Even a Google search leaves me none the fucking wiser.

Even a Google search leaves me none the fucking wiser.

These questions and many more i will likely never know the answer to (unless you do know, in which case, drop me a line). My point, if I even have one – it’s doubtful – is that things are moving very quickly. Do you remember dial-up internet? Do you remember the age of hang-ups and disconnections, of lag times and ping times in the milliseconds? Do you remember the burning hiss of the modem connecting? Bneeee—murrrrrrrr-neeeuuuurrrrrpppppppffffffffsshhhh! There was a time when we were only allowed an hour a day on the internet because the phone company charged a penny a minute for dial-up. I’m not sure this was ever really true : I now spend so much time connected that my existence as an entity separate from the internet is seriously under question. There was a time – fuck me, I’d almost forgotten – that mobile phones were mobile phones and just that. My first mobile phone could only write text messages in all-capital letters. Now my phone is substantially smarter than me. “String”, to return to my original example, merely serves to remind me of my personal history with technology, which includes something as basic as string.
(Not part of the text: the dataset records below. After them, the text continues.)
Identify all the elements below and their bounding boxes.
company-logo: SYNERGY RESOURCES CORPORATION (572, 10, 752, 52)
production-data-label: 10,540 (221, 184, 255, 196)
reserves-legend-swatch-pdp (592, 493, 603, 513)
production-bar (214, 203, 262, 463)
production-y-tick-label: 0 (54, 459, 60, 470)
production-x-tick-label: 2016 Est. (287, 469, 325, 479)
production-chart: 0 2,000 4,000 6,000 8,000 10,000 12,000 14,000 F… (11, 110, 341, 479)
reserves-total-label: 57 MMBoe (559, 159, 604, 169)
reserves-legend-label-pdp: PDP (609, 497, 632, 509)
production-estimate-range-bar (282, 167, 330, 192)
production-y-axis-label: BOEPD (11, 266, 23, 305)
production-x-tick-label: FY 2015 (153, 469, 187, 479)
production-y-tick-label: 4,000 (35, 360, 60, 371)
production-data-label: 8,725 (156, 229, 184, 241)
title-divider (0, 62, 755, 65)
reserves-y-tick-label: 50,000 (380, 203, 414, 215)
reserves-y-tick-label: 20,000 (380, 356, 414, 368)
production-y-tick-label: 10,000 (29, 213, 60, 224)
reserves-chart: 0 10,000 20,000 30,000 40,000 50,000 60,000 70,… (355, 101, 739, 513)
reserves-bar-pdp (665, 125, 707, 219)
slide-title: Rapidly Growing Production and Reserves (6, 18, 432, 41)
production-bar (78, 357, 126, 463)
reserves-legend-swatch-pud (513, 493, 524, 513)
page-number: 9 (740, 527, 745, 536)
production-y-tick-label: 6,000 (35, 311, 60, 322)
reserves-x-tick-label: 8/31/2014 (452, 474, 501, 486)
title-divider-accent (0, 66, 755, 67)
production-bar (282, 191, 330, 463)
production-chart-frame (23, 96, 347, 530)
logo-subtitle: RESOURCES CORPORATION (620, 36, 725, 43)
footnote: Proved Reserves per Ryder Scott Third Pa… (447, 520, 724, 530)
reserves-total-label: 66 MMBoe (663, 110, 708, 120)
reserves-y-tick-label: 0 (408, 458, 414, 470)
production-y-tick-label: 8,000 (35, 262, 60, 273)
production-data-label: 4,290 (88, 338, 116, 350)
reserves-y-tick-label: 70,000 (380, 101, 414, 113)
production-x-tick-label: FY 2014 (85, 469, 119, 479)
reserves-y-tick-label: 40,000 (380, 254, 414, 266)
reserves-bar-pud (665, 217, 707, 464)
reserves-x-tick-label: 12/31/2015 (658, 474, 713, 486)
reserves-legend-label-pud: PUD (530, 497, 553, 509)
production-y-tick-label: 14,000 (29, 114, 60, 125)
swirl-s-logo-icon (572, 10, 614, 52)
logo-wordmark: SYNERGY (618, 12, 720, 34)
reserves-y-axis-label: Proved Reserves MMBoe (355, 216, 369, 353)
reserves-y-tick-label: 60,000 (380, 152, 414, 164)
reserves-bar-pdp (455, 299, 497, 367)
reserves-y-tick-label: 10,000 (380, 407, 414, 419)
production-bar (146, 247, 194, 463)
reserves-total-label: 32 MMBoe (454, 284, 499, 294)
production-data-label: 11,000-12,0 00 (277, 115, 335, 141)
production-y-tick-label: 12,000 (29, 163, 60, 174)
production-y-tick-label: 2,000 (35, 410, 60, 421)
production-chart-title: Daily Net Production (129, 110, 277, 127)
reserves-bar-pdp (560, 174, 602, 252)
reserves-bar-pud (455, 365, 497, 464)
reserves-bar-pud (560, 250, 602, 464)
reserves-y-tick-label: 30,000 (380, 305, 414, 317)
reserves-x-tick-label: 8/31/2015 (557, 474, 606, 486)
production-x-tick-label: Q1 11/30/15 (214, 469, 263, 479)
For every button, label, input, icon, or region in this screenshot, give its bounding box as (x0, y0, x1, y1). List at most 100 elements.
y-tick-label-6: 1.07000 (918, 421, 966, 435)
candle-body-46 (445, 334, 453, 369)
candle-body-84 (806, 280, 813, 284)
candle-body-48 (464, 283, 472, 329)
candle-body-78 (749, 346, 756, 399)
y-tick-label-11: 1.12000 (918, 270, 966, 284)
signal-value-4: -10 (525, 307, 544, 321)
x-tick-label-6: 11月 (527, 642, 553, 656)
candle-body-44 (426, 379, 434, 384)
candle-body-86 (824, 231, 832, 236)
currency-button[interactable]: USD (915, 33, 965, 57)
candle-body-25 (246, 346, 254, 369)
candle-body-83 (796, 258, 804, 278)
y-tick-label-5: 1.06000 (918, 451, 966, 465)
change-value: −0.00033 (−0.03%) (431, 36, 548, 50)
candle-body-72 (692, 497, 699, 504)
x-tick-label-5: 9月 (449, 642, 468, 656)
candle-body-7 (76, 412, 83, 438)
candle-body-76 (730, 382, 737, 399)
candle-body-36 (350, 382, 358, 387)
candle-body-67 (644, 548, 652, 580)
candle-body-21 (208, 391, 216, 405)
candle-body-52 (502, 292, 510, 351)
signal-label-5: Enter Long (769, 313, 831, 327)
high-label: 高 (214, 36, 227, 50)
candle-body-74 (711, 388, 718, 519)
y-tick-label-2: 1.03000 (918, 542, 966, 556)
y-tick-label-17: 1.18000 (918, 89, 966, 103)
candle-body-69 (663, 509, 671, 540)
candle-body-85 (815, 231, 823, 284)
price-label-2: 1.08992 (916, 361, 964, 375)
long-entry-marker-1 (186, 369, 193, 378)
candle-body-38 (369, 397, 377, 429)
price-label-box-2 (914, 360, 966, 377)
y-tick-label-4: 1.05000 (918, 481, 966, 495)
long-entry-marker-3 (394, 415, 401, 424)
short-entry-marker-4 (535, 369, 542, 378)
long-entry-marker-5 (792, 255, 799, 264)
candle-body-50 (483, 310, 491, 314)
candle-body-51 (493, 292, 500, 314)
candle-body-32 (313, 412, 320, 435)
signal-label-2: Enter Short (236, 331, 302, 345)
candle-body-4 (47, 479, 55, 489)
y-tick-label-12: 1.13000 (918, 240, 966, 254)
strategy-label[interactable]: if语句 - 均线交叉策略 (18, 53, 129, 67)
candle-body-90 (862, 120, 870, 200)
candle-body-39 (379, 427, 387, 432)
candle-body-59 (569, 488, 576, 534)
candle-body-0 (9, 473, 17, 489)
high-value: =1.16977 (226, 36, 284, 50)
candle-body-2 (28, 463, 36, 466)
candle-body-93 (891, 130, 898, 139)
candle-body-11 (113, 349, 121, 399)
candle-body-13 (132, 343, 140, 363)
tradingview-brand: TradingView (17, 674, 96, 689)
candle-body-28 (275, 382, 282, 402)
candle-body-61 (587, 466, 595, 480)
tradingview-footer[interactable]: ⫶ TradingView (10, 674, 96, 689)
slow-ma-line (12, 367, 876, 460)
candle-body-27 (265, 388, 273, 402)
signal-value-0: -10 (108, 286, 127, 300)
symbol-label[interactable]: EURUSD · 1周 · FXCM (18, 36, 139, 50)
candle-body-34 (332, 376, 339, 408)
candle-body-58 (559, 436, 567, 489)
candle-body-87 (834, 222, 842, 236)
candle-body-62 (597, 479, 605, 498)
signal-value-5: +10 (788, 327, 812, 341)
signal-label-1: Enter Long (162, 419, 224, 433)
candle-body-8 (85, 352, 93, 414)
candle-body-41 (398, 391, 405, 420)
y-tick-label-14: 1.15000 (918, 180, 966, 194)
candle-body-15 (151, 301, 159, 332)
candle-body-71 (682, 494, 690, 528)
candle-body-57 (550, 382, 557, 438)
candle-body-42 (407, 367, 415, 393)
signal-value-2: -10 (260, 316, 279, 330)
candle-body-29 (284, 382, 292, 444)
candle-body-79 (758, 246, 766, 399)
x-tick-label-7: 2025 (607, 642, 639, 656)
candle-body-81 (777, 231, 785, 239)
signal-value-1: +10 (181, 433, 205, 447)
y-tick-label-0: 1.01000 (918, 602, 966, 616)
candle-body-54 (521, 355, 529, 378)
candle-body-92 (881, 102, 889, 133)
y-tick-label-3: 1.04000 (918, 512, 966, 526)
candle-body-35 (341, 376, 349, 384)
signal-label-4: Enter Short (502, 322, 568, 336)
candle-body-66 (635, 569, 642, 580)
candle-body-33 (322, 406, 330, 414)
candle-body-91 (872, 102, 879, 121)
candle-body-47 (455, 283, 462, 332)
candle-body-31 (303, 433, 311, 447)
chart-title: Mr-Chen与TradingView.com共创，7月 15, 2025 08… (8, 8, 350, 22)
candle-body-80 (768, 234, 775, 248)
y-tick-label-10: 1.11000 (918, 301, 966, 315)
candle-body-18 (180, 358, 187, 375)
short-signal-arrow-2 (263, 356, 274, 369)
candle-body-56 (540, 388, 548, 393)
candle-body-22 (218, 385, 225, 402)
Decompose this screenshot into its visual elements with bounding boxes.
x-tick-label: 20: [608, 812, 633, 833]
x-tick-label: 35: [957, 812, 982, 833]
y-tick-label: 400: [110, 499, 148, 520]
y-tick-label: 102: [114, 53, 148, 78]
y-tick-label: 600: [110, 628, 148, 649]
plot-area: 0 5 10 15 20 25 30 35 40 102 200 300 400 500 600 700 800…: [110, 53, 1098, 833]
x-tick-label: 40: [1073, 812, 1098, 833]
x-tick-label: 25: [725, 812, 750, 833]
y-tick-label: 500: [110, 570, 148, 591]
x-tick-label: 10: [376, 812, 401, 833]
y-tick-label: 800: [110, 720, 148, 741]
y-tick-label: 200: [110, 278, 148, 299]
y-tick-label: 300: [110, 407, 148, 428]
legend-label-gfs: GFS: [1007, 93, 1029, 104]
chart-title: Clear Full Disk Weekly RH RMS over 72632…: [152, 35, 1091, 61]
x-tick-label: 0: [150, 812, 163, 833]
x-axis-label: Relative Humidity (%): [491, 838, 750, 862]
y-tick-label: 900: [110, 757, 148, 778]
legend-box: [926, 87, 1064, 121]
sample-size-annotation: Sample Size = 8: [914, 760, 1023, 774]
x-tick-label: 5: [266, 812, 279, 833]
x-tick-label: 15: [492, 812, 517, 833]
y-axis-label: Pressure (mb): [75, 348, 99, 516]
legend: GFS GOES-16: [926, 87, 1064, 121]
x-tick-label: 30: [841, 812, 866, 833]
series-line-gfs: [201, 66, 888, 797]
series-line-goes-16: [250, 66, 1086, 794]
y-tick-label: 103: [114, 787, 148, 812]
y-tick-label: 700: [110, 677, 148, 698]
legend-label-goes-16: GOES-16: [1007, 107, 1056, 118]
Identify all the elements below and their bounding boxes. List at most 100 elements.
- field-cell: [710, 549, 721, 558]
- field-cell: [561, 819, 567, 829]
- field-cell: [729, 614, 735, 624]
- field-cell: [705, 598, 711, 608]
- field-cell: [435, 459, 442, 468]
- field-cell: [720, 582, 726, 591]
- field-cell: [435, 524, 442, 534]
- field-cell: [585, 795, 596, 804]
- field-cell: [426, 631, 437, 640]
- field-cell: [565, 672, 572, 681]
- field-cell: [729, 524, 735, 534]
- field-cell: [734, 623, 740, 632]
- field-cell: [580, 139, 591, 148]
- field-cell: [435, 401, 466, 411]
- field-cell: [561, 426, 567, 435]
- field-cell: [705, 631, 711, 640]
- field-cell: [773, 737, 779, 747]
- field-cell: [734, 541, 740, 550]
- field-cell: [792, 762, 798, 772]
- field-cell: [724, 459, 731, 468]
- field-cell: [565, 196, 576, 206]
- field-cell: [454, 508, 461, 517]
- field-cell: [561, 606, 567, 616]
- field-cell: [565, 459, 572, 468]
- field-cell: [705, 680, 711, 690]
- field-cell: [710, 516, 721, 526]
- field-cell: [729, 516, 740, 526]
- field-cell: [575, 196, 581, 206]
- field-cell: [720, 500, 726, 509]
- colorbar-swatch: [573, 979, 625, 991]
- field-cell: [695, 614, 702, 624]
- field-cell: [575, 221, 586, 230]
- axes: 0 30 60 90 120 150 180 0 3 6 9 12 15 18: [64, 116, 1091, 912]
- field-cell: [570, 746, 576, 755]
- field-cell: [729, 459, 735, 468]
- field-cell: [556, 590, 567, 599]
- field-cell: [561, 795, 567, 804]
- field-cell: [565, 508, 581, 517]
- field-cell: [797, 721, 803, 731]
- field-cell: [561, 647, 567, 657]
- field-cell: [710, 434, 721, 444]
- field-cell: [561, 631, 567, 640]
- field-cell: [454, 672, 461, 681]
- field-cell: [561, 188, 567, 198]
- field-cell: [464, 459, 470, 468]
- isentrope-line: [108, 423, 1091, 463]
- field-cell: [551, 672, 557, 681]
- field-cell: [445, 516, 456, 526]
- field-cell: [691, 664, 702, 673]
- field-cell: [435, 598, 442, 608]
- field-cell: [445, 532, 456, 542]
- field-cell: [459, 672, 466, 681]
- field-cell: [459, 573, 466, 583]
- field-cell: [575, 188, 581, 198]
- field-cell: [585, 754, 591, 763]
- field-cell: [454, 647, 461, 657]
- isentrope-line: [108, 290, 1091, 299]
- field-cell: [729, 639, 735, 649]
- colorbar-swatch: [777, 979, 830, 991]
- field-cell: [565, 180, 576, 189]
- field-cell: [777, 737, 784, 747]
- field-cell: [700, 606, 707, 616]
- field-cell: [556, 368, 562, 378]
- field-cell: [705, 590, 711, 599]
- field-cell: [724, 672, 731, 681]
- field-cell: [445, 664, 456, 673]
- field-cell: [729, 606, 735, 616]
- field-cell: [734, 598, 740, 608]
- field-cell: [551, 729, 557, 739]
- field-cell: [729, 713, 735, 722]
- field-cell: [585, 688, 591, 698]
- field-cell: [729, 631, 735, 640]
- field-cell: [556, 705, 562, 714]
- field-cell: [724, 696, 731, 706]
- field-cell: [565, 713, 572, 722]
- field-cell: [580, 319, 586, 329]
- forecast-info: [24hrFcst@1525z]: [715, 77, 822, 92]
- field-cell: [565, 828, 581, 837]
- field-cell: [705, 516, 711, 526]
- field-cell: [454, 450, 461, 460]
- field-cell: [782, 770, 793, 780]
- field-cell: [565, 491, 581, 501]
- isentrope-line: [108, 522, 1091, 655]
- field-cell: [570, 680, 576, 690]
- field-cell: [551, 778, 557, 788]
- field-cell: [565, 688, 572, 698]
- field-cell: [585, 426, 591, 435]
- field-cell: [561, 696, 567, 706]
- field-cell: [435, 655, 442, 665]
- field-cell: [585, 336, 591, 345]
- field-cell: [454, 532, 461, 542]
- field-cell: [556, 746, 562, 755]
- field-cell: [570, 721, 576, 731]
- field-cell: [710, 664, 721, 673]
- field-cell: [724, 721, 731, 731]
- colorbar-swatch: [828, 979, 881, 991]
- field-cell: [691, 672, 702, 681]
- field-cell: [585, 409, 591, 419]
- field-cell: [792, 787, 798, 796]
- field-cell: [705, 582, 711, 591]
I spent the first six years of my life with only intermittent contact with a television. My first television was black & white and had to be tuned manually. These are the personal histories we weave with technology. These are how much things change in such a short span of time.
A couple of weeks back I had to sign a form for somebody – it was either a requisition for yellowcake uranium or a love letter written in blood, I forget – and this simple act of putting pen to paper was unfamiliar and sort of exciting. They asked me, first of all, if I had a pen, to which I responded by looking at them like a dog who’d just been shown a card trick. I don’t own a pen. I haven’t owned a pen since I stole two hundred logo’d pens from my university (one of many reasons I can’t get a recommendation). Finally they produced a pencil – a piece of wood filled with carbon! – and I gripped it between fingers more used to knocking out sixty rubbishy words a minute on a keyboard. It was bizarre, alien, and mysteriously erotic. It was – what’s the word – sensual. I’m thinking of doing it more often.
In summary, we didn’t have any string. God, what a waste of an anecdote that was. Good evening to you.
 
 
 
 
 
*I’m pretty sure this is the plot. I can’t check because no summary seems to exist online. If this isn’t the plot then it must be a dream I had.